Responsável por comandar o Brasil nas Olímpíadas de 2016, quando o escrete canarinho faturou o ouro pela primeira vez na história, o técnico Rogério Micale concedeu entrevista ao UOL Esporte, e expôs suas insatisfação com o comportamento do técnico Tite após a conquista. Na visão do profissional, o treinador da seleção brasileira poderia tê-lo defendido com mais intensidade.

”Me senti desrespeitado depois da Olimpíada. O Tite não foi contundente em algumas das entrevistas dele afirmando categoricamente que não teve participação. Fiquei um pouco frustrado. Naquela época eu disse algo sobre surfar na onda e gerou uma conversa… Não tenho problema nenhum em dividir vitórias com ninguém”, disse Micale sobre Tite, emendando na sequência:

“Não se ganha nada sozinho. Tinha uma comissão técnica fantástica do meu lado e todos eles foram desrespeitados. O Tite não me visitou só entre o segundo e o terceiro jogo. Ele me visitou no início da preparação, esteve na Granja Comary conosco.
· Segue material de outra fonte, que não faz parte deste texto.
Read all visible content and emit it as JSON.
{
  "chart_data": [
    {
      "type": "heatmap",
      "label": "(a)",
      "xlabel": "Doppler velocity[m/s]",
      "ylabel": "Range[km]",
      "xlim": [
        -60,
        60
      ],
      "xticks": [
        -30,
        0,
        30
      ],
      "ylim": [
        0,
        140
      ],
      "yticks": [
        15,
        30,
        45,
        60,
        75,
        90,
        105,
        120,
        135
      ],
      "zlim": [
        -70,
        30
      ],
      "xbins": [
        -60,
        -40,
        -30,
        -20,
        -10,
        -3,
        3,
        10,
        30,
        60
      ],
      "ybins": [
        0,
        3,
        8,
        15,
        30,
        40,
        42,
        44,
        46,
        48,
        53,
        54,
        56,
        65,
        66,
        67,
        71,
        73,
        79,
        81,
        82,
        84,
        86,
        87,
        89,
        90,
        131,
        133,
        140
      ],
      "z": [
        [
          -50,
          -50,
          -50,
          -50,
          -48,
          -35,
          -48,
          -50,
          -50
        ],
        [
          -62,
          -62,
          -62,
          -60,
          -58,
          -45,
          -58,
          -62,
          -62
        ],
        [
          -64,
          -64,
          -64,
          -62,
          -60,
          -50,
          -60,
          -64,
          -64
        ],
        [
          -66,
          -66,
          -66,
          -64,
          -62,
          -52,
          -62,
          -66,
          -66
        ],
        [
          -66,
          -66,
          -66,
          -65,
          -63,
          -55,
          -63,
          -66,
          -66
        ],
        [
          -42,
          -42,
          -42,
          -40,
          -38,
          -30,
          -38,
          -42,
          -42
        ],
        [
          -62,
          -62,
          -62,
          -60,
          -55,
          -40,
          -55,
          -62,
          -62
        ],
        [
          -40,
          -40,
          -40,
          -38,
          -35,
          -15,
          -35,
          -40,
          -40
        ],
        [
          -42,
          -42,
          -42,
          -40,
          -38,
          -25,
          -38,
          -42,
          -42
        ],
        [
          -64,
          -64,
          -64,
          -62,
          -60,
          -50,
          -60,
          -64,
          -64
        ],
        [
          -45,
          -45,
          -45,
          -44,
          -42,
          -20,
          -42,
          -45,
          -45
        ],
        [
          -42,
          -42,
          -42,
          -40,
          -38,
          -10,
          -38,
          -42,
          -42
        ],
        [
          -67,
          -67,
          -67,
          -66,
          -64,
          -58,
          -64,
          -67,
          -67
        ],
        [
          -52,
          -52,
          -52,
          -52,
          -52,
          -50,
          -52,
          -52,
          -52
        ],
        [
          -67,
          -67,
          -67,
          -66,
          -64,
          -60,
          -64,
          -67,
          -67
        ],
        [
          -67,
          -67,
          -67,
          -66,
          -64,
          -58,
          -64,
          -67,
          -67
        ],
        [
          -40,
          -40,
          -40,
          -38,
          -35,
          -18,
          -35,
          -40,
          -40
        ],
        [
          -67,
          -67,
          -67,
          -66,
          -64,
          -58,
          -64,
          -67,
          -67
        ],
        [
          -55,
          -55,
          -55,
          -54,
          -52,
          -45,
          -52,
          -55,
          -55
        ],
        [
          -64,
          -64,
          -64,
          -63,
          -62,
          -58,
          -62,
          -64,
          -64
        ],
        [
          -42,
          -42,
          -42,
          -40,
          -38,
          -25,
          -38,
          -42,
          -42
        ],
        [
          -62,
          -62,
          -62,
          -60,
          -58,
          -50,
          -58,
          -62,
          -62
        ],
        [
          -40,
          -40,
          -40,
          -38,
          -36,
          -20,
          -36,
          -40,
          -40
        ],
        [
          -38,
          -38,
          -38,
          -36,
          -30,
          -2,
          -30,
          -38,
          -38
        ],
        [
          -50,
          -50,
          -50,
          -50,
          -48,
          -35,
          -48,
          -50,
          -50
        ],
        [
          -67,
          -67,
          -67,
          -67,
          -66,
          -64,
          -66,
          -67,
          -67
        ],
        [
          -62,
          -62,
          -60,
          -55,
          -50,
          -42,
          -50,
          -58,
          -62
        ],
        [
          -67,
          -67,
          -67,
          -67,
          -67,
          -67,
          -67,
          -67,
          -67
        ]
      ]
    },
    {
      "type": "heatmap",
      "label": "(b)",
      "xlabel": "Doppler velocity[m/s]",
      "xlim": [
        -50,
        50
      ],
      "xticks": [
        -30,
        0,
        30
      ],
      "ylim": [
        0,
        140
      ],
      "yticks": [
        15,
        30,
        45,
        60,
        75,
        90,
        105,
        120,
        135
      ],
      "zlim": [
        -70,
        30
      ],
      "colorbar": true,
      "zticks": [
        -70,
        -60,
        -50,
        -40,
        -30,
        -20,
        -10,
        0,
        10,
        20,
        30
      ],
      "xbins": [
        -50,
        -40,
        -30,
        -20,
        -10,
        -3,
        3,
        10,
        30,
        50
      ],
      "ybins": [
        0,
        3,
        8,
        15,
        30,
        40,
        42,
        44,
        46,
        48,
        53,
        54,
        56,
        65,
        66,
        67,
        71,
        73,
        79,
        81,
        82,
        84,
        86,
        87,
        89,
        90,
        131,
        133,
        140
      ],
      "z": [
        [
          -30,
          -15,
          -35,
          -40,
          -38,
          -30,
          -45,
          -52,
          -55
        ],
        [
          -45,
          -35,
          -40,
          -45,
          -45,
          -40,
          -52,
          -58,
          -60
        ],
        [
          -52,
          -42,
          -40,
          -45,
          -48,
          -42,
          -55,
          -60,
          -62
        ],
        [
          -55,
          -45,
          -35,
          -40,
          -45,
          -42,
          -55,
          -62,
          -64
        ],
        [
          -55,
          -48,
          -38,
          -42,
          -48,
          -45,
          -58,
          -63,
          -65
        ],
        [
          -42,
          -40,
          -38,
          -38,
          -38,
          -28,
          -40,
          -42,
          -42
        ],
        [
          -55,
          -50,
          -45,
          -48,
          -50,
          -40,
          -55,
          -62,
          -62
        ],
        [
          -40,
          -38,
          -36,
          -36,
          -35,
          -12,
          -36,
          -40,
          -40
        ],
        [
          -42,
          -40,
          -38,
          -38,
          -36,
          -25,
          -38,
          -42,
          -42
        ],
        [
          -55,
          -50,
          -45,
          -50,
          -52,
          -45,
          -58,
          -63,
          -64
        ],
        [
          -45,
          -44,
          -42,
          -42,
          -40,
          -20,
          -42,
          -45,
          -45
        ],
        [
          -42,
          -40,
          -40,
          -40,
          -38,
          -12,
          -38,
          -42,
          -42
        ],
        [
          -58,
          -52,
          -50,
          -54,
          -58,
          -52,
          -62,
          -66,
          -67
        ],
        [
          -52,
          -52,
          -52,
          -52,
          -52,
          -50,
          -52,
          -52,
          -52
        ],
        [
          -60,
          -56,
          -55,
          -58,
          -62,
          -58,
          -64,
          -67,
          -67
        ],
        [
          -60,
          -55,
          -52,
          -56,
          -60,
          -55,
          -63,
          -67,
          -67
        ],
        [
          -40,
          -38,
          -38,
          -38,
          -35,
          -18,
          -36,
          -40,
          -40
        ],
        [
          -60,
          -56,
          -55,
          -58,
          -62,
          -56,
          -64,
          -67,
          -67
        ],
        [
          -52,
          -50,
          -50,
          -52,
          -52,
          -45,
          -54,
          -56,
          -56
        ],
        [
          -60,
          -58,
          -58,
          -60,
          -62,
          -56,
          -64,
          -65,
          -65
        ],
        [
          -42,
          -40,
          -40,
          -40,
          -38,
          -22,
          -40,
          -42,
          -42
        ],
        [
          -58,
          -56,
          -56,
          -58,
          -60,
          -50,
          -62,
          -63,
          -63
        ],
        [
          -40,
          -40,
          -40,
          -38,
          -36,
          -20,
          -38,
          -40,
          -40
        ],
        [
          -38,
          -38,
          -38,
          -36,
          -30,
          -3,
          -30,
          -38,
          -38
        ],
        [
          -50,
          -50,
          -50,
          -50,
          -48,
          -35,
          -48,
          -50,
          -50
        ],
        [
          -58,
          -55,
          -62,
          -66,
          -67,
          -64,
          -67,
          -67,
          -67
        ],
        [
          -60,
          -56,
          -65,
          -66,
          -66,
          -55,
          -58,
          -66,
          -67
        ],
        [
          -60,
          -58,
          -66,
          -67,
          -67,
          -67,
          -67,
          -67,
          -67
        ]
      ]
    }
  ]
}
Então ele também interferiu nos empates(risos)”, completou.

Ainda no papo, Micale revelou que a seleção brasileira olímpica apresentou uma “virada de chave” durante a fase de grupos das Olimpíadas, e muitos creditaram Tite como responsável pelo crescimento do time.

“Existe uma tendência de alguns órgãos, de acordo com interesses, de direcionar determinadas situações. A nossa virada colocou em xeque opiniões que davam como certa a nossa eliminação na 1ª fase. Muita gente foi para a frente das câmeras falar isso, e a virada que tivemos obrigou a quem fez isso arrumar um argumento para desqualificar o trabalho, e justificar o erro dele”, afirmou.

“O argumento foi o Tite. Jogaram o mérito da conquista no colo dele e ele absorveu isso. Fiquei chateado na época. Ele não deixou claro que não teve participação nenhuma no processo. E não teve. Nada! Se algum repórter que soltou isso fosse sério e quisesse ouvir a verdade era só perguntar aos jogadores. Era importante ter o Tite lá por ser o técnico da seleção principal, mas ele não fez mexidas na equipe. Quem conhece um pouco de futebol sabe que isso é impossível de acontecer”, finalizou.

Depois de comandar a seleção brasileira no ouro olímpico, Micale acumulou passagens por Atlético-MG, Paraná (em duas oportunidades), Figueirense e o Al Hilal, da Arábia Saudita.